Energy: Prices

(asked on 7th January 2019) - View Source

Question to the Department for Business, Energy and Industrial Strategy:

To ask the Secretary of State for Business, Energy and Industrial Strategy, whether his Department monitors the (a) difference in and (b) reasons for the difference in industrial energy prices between the UK and its competitors to enable informed policy making.


Answered by
 Portrait
Claire Perry
This question was answered on 10th January 2019

BEIS publishes statistics on international energy price comparisons[1]. These show that for the UK, industrial gas prices are among the lowest in the EU-15 but industrial electricity prices have risen to be the most expensive for large and extra-large users of electricity.

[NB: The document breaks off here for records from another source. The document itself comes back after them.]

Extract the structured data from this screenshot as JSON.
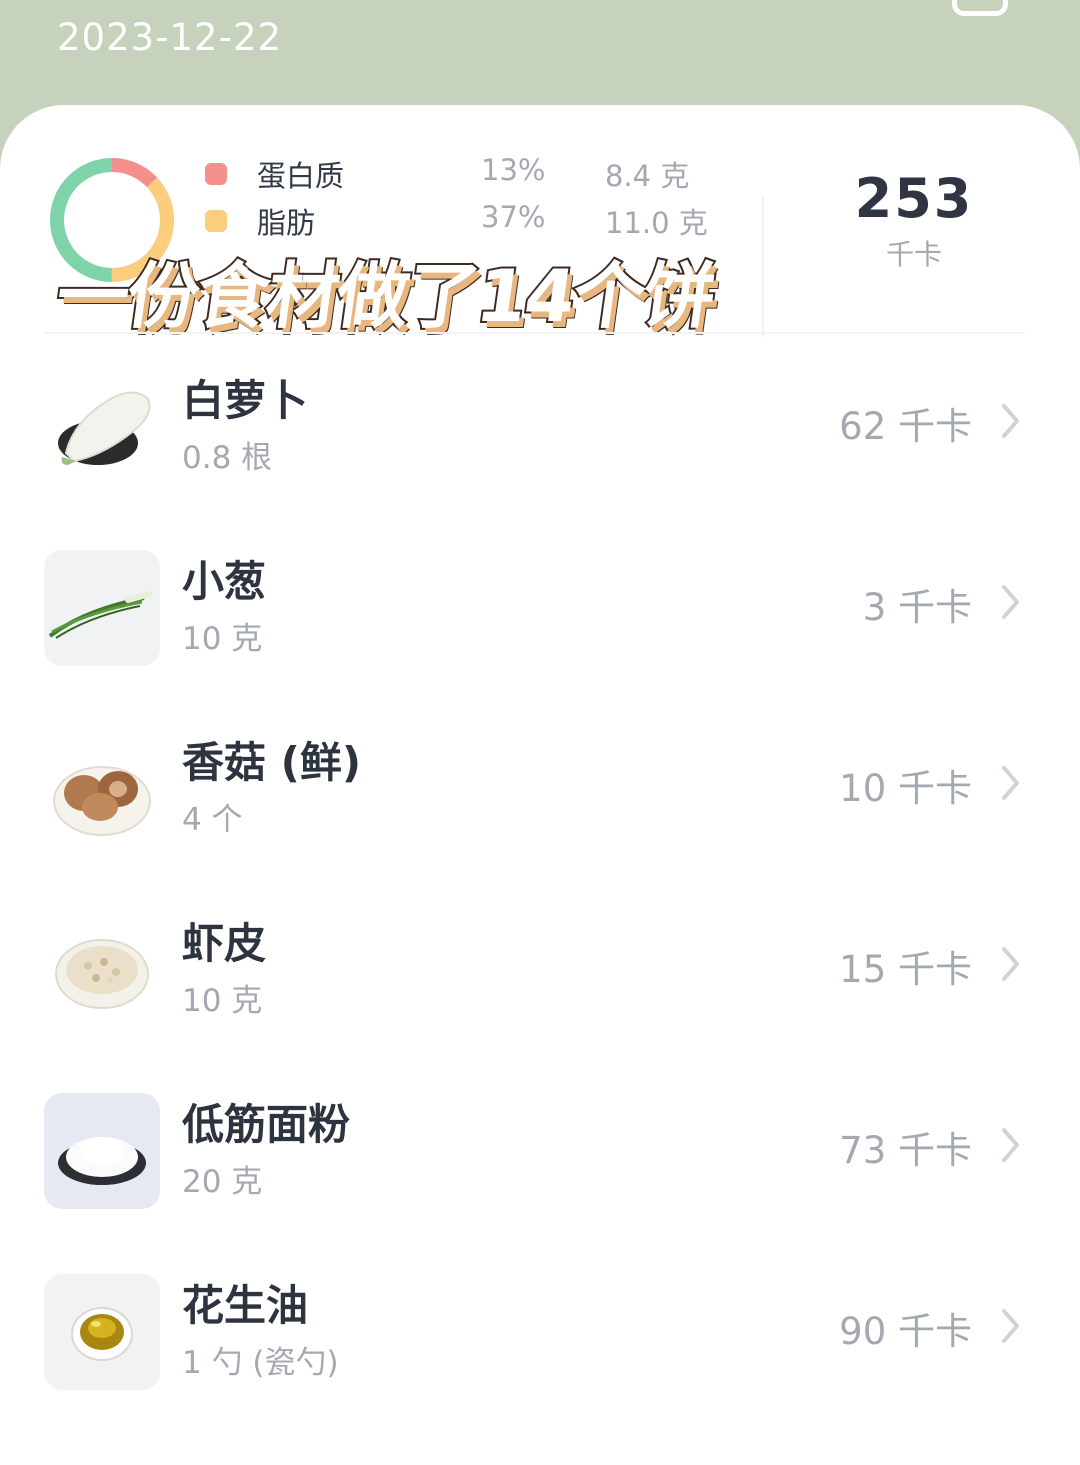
{
  "header": {
    "date": "2023-12-22"
  },
  "summary": {
    "macros": [
      {
        "name": "蛋白质",
        "percent": "13%",
        "amount": "8.4 克",
        "color": "#f4908b",
        "share": 0.13
      },
      {
        "name": "脂肪",
        "percent": "37%",
        "amount": "11.0 克",
        "color": "#fbcd7c",
        "share": 0.37
      },
      {
        "color": "#7fd3a8",
        "share": 0.5
      }
    ],
    "total_value": "253",
    "total_unit": "千卡"
  },
  "overlay_title": "一份食材做了14个饼",
  "items": [
    {
      "name": "白萝卜",
      "quantity": "0.8 根",
      "calories": "62 千卡",
      "icon": "white-radish-icon"
    },
    {
      "name": "小葱",
      "quantity": "10 克",
      "calories": "3 千卡",
      "icon": "scallion-icon"
    },
    {
      "name": "香菇 (鲜)",
      "quantity": "4 个",
      "calories": "10 千卡",
      "icon": "shiitake-mushroom-icon"
    },
    {
      "name": "虾皮",
      "quantity": "10 克",
      "calories": "15 千卡",
      "icon": "dried-shrimp-icon"
    },
    {
      "name": "低筋面粉",
      "quantity": "20 克",
      "calories": "73 千卡",
      "icon": "flour-icon"
    },
    {
      "name": "花生油",
      "quantity": "1 勺 (瓷勺)",
      "calories": "90 千卡",
      "icon": "peanut-oil-icon"
    }
  ]
}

The Government is committed to minimising energy costs for businesses to ensure our economy remains strong and competitive. Higher industrial electricity prices in the UK partly reflect how the costs of the electricity system are distributed across household and industrial customers. For example, while very large German industrial users pay electricity prices that are lower than those in the UK, German households faced electricity prices that were 68 per cent higher than UK households in 2017.

In his recent energy speech, my rt. hon. Friend the Secretary of State set out the importance of a fair distribution of costs and the principles that are intended to deliver policies that will lower the costs of the electricity system permanently. Further details will be set out in a White Paper this year.

The Budget on 29 October 2018 announced that £315 million is being provided for an Industrial Energy Transformation Fund to support industrial energy efficiency and decarbonisation projects to bring energy costs down for vital industries, including the steel sector.

The Government also continues to reduce the cumulative impact of energy and climate change policies on industrial electricity prices for key energy intensive industries. This includes a package of relief for these industries worth over £850 million since 2013, reducing the indirect cost of energy and climate change policies on their energy bills by up to 80 per cent.